I'd be much more interested in finding out if we would have a cultural fit. You can teach certain skills, but if your personality doesn't fit the culture it's going to be a bad experience for everybody.



But how do you determine if someone's a cultural fit without expending your time and their time? Just seems unavoidable to me, though that's what people often complain about here. Like they want to get a job without putting in any skin of their own.

https://hashrocket.com/ had a pretty extreme interview where they flew me out to Florida to pair-program with them for a week. It was a really pleasant experience. Every day I would pair-program with someone new on production code. By the end of the week I knew exactly if it was the job I was looking for. (Great group of people though and wish I'd known how to keep in contact with people professionally in my early 20s)

So unless everyone can afford to do that, you have to extrapolate from far more limited data.


Could you elaborate on how do you go about keeping in touch with people professionally. It’s a struggle for me to even keep in touch with friends. I guess I need to sustematize it somehow, because otherwise I just don’t keep in touch with anyone. I’m 30, so it’s an issue.


Me: "This project you've assigned me is asking me to implement a basic REST API with 2 endpoints. Well... you could take a look at my github profile, I have at least one project that includes a RESTful API considerably more advanced/complex."

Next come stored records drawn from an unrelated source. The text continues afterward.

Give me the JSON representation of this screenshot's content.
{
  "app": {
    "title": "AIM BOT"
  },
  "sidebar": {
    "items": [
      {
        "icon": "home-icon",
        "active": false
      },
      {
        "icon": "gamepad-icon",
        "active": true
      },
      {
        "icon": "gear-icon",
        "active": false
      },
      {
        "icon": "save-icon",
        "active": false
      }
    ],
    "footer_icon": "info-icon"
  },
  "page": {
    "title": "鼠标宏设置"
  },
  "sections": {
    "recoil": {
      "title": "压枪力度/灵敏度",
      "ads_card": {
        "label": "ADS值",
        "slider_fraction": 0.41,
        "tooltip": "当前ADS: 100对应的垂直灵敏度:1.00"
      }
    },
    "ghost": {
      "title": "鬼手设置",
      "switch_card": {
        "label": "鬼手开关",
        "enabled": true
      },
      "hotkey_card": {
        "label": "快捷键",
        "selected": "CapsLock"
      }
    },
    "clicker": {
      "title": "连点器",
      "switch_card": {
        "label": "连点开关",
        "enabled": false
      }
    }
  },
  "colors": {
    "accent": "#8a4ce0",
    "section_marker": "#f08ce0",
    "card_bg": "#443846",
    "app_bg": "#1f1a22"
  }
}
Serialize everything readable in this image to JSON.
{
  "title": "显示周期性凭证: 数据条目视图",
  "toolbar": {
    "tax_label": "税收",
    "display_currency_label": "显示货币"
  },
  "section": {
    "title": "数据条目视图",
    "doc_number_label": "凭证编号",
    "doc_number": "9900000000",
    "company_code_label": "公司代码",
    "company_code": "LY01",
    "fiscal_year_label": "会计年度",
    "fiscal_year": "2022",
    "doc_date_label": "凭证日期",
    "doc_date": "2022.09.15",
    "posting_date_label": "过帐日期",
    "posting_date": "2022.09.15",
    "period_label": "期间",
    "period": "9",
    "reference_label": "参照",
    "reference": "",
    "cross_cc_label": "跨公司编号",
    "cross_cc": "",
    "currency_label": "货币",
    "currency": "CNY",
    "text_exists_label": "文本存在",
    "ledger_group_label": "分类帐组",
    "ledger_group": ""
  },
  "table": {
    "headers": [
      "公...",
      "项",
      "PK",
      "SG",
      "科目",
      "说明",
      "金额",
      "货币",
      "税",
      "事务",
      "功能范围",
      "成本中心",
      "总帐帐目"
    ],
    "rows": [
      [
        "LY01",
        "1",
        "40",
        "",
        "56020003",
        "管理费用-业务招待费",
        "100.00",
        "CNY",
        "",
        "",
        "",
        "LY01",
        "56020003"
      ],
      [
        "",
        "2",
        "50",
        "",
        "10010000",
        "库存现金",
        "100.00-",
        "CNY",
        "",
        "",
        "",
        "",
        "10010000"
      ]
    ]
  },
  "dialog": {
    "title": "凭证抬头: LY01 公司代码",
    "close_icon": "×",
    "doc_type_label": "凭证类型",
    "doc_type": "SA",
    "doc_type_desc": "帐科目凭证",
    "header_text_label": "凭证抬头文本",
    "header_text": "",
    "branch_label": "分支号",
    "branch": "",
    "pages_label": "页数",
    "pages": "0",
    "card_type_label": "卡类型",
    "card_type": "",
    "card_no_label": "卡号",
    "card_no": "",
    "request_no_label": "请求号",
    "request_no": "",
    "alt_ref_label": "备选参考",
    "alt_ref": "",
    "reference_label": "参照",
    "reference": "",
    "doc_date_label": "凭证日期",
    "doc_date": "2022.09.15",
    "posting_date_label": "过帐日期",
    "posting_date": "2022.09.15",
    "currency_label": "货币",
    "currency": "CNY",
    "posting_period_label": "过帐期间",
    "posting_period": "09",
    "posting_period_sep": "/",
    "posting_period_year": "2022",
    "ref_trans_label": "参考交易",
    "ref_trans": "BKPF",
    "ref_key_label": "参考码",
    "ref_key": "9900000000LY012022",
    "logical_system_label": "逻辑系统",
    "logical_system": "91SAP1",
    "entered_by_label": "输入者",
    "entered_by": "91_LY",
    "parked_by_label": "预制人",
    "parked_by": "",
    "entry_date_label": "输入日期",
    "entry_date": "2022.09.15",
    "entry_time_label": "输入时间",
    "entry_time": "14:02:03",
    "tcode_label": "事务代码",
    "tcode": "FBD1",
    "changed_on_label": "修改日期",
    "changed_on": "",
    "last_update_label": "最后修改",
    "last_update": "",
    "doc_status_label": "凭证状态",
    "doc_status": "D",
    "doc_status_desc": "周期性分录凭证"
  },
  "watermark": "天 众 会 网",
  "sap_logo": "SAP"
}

Them: "We have to be fair to all candidates, so you need to implement the interview project like everyone else."

I've never had an employer short-circuit an interview process (as in skip some/all of the BS tech screening) based on having actual, real work samples available for review.


What was once a “more objective” way to hire has become a restriction by HR departments - they will not let anyone in unless you pass whatever the bar was, in the exact way that everyone else has taken it. Have seen this at a bunch of mid-enterprise companies.


Exactly this. A lot of these "challenges" are about the theory but the real job is never about the theory of things.

I mean knowing the theory is a nice to have but I don't remember last time I used it on my daily job, especially after 10 years of experience.